Board fails to consider individual unemployability despite being raised as part of an increased rating claim for lower back condition
In September 2015, the Veteran’s representative filed an informal brief in which he disputed the RO’s denial of entitlement to TDIU. The representative stated that the Veteran “continues to assert that an increase on his service[-]connected . . . lower back condition, currently evaluated at 20% disabling . . . and entitlement to individual unemployability, should be granted.” The following January, VA certified the Veteran’s appeal to the Board, listing an increased rating for his low back disability and TDIU as the issues on appeal.

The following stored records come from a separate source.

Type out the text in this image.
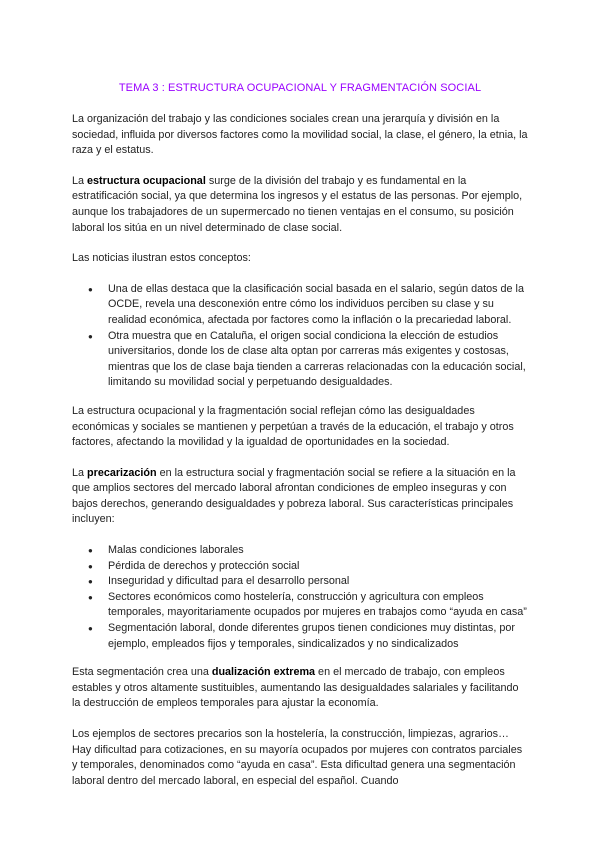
TEMA 3 : ESTRUCTURA OCUPACIONAL Y FRAGMENTACIÓN SOCIAL

La organización del trabajo y las condiciones sociales crean una jerarquía y división en la sociedad, influida por diversos factores como la movilidad social, la clase, el género, la etnia, la raza y el estatus.

La estructura ocupacional surge de la división del trabajo y es fundamental en la estratificación social, ya que determina los ingresos y el estatus de las personas. Por ejemplo, aunque los trabajadores de un supermercado no tienen ventajas en el consumo, su posición laboral los sitúa en un nivel determinado de clase social.

Las noticias ilustran estos conceptos:

● Una de ellas destaca que la clasificación social basada en el salario, según datos de la OCDE, revela una desconexión entre cómo los individuos perciben su clase y su realidad económica, afectada por factores como la inflación o la precariedad laboral.
● Otra muestra que en Cataluña, el origen social condiciona la elección de estudios universitarios, donde los de clase alta optan por carreras más exigentes y costosas, mientras que los de clase baja tienden a carreras relacionadas con la educación social, limitando su movilidad social y perpetuando desigualdades.

La estructura ocupacional y la fragmentación social reflejan cómo las desigualdades económicas y sociales se mantienen y perpetúan a través de la educación, el trabajo y otros factores, afectando la movilidad y la igualdad de oportunidades en la sociedad.

La precarización en la estructura social y fragmentación social se refiere a la situación en la que amplios sectores del mercado laboral afrontan condiciones de empleo inseguras y con bajos derechos, generando desigualdades y pobreza laboral. Sus características principales incluyen:

● Malas condiciones laborales
● Pérdida de derechos y protección social
● Inseguridad y dificultad para el desarrollo personal
● Sectores económicos como hostelería, construcción y agricultura con empleos temporales, mayoritariamente ocupados por mujeres en trabajos como “ayuda en casa”
● Segmentación laboral, donde diferentes grupos tienen condiciones muy distintas, por ejemplo, empleados fijos y temporales, sindicalizados y no sindicalizados

Esta segmentación crea una dualización extrema en el mercado de trabajo, con empleos estables y otros altamente sustituibles, aumentando las desigualdades salariales y facilitando la destrucción de empleos temporales para ajustar la economía.

Los ejemplos de sectores precarios son la hostelería, la construcción, limpiezas, agrarios… Hay dificultad para cotizaciones, en su mayoría ocupados por mujeres con contratos parciales y temporales, denominados como “ayuda en casa”. Esta dificultad genera una segmentación laboral dentro del mercado laboral, en especial del español. Cuando
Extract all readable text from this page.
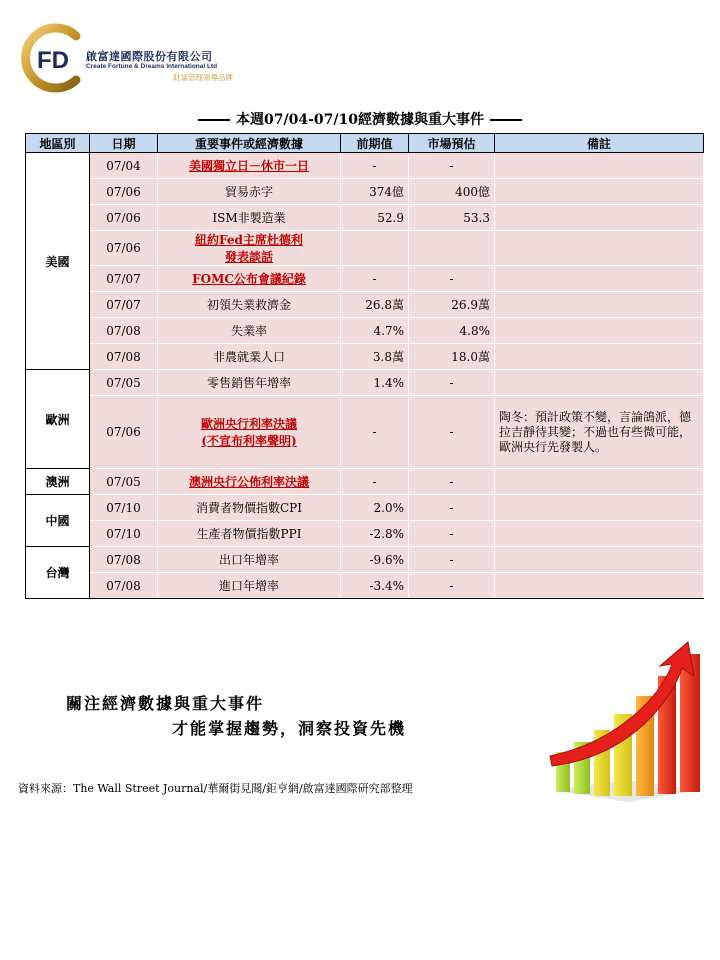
FD 啟富達國際股份有限公司
Create Fortune & Dreams International Ltd
財富管理領導品牌
本週07/04-07/10經濟數據與重大事件
地區別	日期	重要事件或經濟數據	前期值	市場預估	備註
美國	07/04	美國獨立日－休市一日	-	-	
	07/06	貿易赤字	374億	400億	
	07/06	ISM非製造業	52.9	53.3	
	07/06	紐約Fed主席杜德利
發表談話			
	07/07	FOMC公布會議紀錄	-	-	
	07/07	初領失業救濟金	26.8萬	26.9萬	
	07/08	失業率	4.7%	4.8%	
	07/08	非農就業人口	3.8萬	18.0萬	
歐洲	07/05	零售銷售年增率	1.4%	-	
	07/06	歐洲央行利率決議
(不宣布利率聲明)	-	-	陶冬：預計政策不變，言論鴿派，德拉吉靜待其變；不過也有些微可能，歐洲央行先發製人。
澳洲	07/05	澳洲央行公佈利率決議	-	-	
中國	07/10	消費者物價指數CPI	2.0%	-	
	07/10	生產者物價指數PPI	-2.8%	-	
台灣	07/08	出口年增率	-9.6%	-	
	07/08	進口年增率	-3.4%	-	
關注經濟數據與重大事件
才能掌握趨勢，洞察投資先機
資料來源：The Wall Street Journal/華爾街見聞/鉅亨網/啟富達國際研究部整理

The Board found in September 2016 that “[a]lthough the issue of entitlement to a TDIU is a part and parcel of an increased rating claim . . . here, the Veteran has specifically declined Board review of this issue as reflected in his substantive appeal.”
CCK appeals to the Court
CCK successfully appealed to the Court the denial of TDIU. It argued that VA certified TDIU for appeal, and noted that the Board reasoned that “certification [nevertheless] is used for administrative purposes and does not confer or deprive the Board of jurisdiction over an issue.”
CAVC agrees with CCK’s arguments
CCK argued, and the Court agreed, that the Veteran made the RO’s TDIU determination part of his appeal. The Court also agreed that the Board erred in finding the Veteran withdrew his appeal of the TDIU determination. It noted that in order to withdraw this issue, “he would have had to explicitly mention TDIU, in writing, and communicate his intent to withdraw.” Accordingly, the Court set aside the Board’s decision and remanded for further proceedings consistent with its decision.